Partorire e morire, partorire figli che non sopravvivono. “E’ una realtà quotidiana”, racconta Gori, “in tutto il sud del mondo: America latina, Africa, Asia del sud. La cosa più frustrante è sapere che le cause di questo dramma continuo sono banali e per lo più evitabili con poca spesa: le madri muoiono di emorragia o infezioni, i piccoli per parti “ostruiti” non riconosciuti per tempo. Se riescono a nascere, nei primissimi giorni di vita il pericolo mortale di infezioni e dissenterie è sempre dietro l’angolo”.

La soluzione, a volte, è più immediata di quello che potrebbe sembrare. “E’ forse sbagliato partire dal presupposto che sia necessario costruire strutture sanitarie sufficienti a istituzionalizzare tutti i parti, per esempio, dell’Africa. E’ molto più ragionevole, e fattibile in tempi brevi, pensare di formare in ogni comunità un piccolo gruppo di ostetriche locali, donne a cui viene affidato il compito e gli strumenti di base per riconoscere le principali complicazioni che possono insorgere durante la gravidanza, in modo che le madri in pericolo possano essere reindirizzate in tempo nella struttura sanitaria più vicina. Che siano in grado di assistere al parto fisiologico in condizioni igieniche più sicure, che conoscano e che abbiano a disposizione i pochi farmaci salvavita che sarebbero necessari per ridurre drasticamente la mortalità”.

I costi di questi medicinali, tra l’altro, sono davvero irrisori. “Sei compresse di misoprostolo possono salvare la maggior parte delle donne dalla morte per emorragia e costano solo 1,5 euro. Cinquanta centesimi è il prezzo di una dose di soluzione salina che salverebbe un neonato dalla disidratazione per dissenteria”.
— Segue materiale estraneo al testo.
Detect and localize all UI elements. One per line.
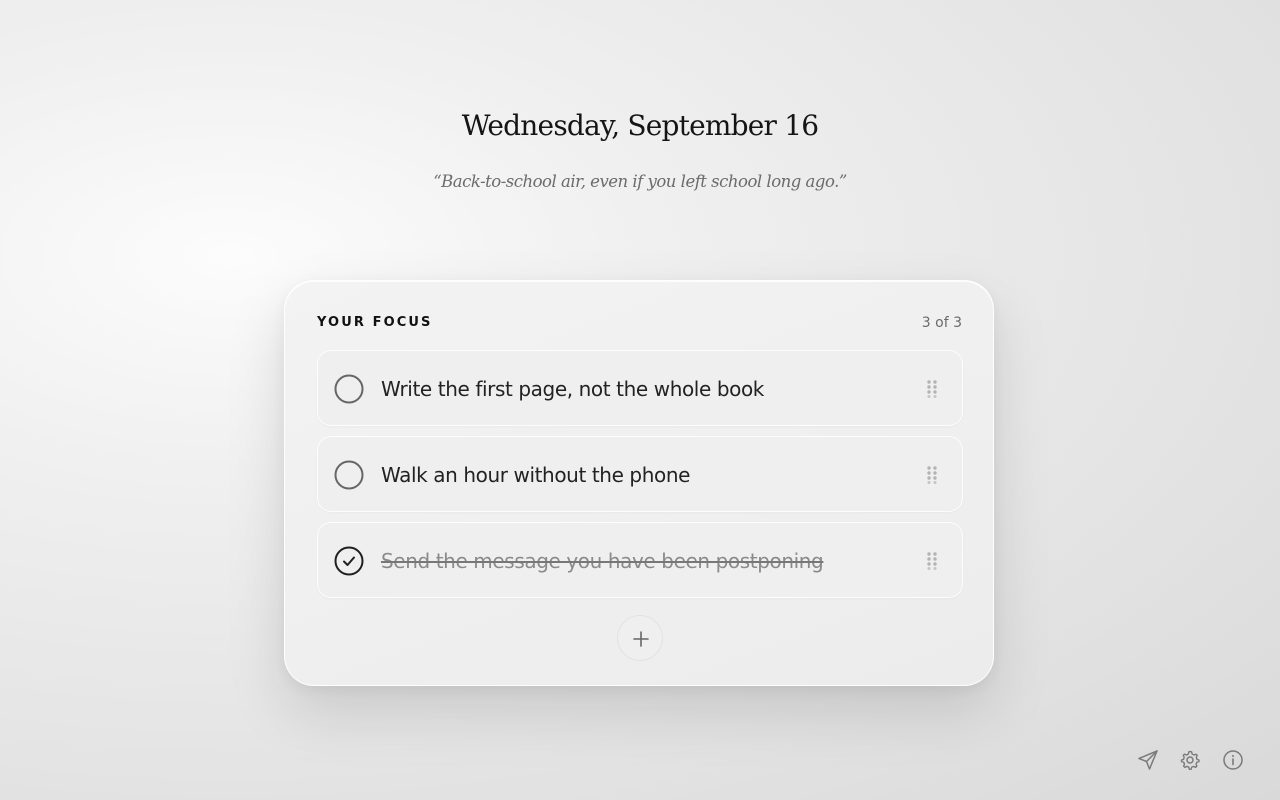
task-text: Walk an hour without the phone [381, 463, 691, 487]
add-task-button[interactable] [617, 615, 663, 661]
send-icon[interactable] [1137, 749, 1159, 771]
focus-label: YOUR FOCUS [317, 315, 433, 330]
plus-icon [633, 631, 649, 647]
unchecked-circle-icon[interactable] [334, 374, 364, 404]
task-text: Write the first page, not the whole book [381, 377, 764, 401]
unchecked-circle-icon[interactable] [334, 460, 364, 490]
task-text: Send the message you have been postponin… [381, 549, 824, 573]
task-counter: 3 of 3 [921, 315, 962, 331]
task-item[interactable]: Write the first page, not the whole book [317, 350, 963, 426]
focus-card: YOUR FOCUS 3 of 3 Write the first page, … [284, 280, 994, 686]
checked-circle-icon[interactable] [334, 546, 364, 576]
drag-handle-icon[interactable] [927, 380, 937, 398]
task-item[interactable]: Walk an hour without the phone [317, 436, 963, 512]
drag-handle-icon[interactable] [927, 466, 937, 484]
gear-icon[interactable] [1179, 749, 1201, 771]
task-item[interactable]: Send the message you have been postponin… [317, 522, 963, 598]
date-heading: Wednesday, September 16 [461, 109, 819, 142]
info-icon[interactable] [1222, 749, 1244, 771]
daily-quote: “Back-to-school air, even if you left sc… [433, 172, 847, 191]
drag-handle-icon[interactable] [927, 552, 937, 570]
Un reparto di maternità vero e proprio, quanto può costare? “Nel 2009 il progetto del Neema Hospital tra le baraccopoli di Nairobi ha assorbito circa 800mila euro, ma comprendeva diversi reparti (sul sito è possibile scaricare l’ultimo bilancio certificato con i costi, ndr). La maternità è stata inaugurata quest’anno e penso sia ragionevole pensare che possa essere costata tra i 300mila e i 400mila euro, ma occorrerà verificarlo sul prossimo bilancio, quello del 2010”.

E i singoli che volessero contribuire a questi progetti, come si possono tutelare da organizzazioni poco affidabili nella reale destinazione dei fondi? “Io lavoro con World Friends e potrei dirvi: fidatevi. Ma controllare è semplice: basta scegliere Ong con bilanci trasparenti e certificati. Se date un’occhiata a quello di World Friends, potete per esempio verificare che su 100 euro donati, 91 vengono investiti nei progetti e solo 9 nella macchina organizzativa complessiva”.
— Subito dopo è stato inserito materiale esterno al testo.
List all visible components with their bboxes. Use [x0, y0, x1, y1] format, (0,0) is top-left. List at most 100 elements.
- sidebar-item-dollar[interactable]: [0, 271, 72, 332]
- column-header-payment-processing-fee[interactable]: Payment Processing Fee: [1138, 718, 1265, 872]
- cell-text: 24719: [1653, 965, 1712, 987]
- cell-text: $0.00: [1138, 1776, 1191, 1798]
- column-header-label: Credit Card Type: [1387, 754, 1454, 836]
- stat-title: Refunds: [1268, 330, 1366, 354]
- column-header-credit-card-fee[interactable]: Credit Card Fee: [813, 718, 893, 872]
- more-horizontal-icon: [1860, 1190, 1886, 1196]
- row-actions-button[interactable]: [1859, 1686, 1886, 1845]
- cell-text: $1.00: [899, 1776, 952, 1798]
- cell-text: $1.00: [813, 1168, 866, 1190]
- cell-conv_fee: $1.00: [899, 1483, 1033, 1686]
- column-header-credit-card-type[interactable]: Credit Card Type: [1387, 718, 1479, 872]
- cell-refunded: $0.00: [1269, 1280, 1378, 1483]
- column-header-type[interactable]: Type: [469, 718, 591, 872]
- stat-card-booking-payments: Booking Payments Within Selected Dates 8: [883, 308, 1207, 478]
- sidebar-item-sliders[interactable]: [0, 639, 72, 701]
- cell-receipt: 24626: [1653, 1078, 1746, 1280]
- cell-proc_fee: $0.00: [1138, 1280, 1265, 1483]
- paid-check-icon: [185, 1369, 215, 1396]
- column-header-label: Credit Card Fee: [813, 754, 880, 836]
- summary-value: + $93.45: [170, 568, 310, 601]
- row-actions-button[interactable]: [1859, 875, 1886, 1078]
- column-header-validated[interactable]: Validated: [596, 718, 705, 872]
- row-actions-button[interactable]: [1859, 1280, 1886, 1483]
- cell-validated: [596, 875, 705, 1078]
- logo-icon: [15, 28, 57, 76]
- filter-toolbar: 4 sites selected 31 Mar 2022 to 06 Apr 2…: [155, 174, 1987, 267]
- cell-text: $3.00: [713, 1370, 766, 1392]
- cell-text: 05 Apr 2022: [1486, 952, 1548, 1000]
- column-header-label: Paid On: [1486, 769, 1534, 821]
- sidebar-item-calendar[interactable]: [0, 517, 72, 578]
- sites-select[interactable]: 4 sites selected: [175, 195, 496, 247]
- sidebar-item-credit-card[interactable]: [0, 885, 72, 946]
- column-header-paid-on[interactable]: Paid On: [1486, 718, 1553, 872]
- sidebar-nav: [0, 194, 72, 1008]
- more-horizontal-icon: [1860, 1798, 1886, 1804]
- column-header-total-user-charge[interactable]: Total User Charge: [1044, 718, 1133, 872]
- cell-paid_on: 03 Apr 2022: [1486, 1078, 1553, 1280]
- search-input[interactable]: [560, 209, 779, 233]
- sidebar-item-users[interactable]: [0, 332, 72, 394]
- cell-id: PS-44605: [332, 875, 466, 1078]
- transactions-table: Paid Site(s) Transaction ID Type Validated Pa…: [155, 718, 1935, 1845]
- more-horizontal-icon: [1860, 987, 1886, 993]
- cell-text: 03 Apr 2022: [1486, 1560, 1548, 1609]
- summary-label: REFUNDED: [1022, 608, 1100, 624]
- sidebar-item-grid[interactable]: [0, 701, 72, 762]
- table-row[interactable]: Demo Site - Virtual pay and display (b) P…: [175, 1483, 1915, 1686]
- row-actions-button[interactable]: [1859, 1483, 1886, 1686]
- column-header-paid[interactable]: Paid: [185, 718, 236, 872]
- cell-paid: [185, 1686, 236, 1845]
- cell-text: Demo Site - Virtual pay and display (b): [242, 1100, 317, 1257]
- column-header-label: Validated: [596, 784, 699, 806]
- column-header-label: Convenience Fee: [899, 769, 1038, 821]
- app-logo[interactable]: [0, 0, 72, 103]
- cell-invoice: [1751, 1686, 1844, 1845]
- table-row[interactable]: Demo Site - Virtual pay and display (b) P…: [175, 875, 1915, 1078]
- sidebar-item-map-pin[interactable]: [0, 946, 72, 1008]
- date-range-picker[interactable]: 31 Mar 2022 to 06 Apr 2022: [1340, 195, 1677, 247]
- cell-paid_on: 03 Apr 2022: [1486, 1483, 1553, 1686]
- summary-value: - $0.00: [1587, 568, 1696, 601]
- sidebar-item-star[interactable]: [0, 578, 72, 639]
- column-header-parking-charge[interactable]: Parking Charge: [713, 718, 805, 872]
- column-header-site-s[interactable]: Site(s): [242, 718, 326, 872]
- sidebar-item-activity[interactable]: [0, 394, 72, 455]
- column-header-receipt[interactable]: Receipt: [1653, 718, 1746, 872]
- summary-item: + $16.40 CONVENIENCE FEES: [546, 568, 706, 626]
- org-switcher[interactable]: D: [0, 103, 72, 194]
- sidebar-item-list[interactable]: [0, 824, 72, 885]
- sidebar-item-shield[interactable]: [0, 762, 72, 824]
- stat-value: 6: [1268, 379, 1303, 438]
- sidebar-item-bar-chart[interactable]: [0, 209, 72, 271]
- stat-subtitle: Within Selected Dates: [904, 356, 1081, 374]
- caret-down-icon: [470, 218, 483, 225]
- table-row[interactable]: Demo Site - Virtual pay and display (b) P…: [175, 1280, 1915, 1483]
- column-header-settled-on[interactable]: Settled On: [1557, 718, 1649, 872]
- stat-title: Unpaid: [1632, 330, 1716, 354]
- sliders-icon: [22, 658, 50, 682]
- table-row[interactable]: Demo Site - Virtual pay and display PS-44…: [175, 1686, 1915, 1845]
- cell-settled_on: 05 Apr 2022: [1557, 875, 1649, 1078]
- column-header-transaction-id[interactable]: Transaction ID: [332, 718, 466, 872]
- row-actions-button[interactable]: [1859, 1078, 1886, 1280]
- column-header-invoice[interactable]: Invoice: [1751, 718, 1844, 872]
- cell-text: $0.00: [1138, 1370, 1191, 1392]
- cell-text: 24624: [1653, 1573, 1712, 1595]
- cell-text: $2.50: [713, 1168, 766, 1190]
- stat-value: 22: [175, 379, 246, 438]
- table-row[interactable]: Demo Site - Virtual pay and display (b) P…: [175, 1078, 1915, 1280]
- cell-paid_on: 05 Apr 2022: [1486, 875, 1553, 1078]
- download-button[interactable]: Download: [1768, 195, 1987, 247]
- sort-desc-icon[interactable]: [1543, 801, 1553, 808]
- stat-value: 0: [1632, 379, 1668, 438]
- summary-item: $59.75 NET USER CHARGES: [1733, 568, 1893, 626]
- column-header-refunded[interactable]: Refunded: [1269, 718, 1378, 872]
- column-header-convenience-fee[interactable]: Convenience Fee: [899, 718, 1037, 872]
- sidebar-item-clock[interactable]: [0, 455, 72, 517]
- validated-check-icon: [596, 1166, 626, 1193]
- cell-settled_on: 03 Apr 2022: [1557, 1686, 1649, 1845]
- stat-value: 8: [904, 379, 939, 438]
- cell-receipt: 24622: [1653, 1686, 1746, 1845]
Intanto, nei giorni scorsi il vertice dell’Onu a New York si è concluso con l’annuncio in pompa magna di 40 miliardi di dollari, 8 all’anno, che le Nazioni Unite destineranno genericamente alla salute di donne e bambini nel mondo. “A non sapere che nello stesso periodo se ne spenderanno a livello globale quasi 8mila, di miliardi (fonte: Stockholm International peace report institute), in armamenti che colpiranno principalmente civili e, quindi, donne e bambini, potrebbe sembrare una buona notizia”, conclude Gori. Invece andrà così: “ogni 200 dollari spesi, 199 andranno ad alimentare la guerra e solo uno a compensarne il macabro effetto”.

Vogliamo essere ottimisti e considerare i 40 miliardi un piccolo passo iniziale, Ban ki-moon. Ma la strada è ancora lunga. E i minuti passano.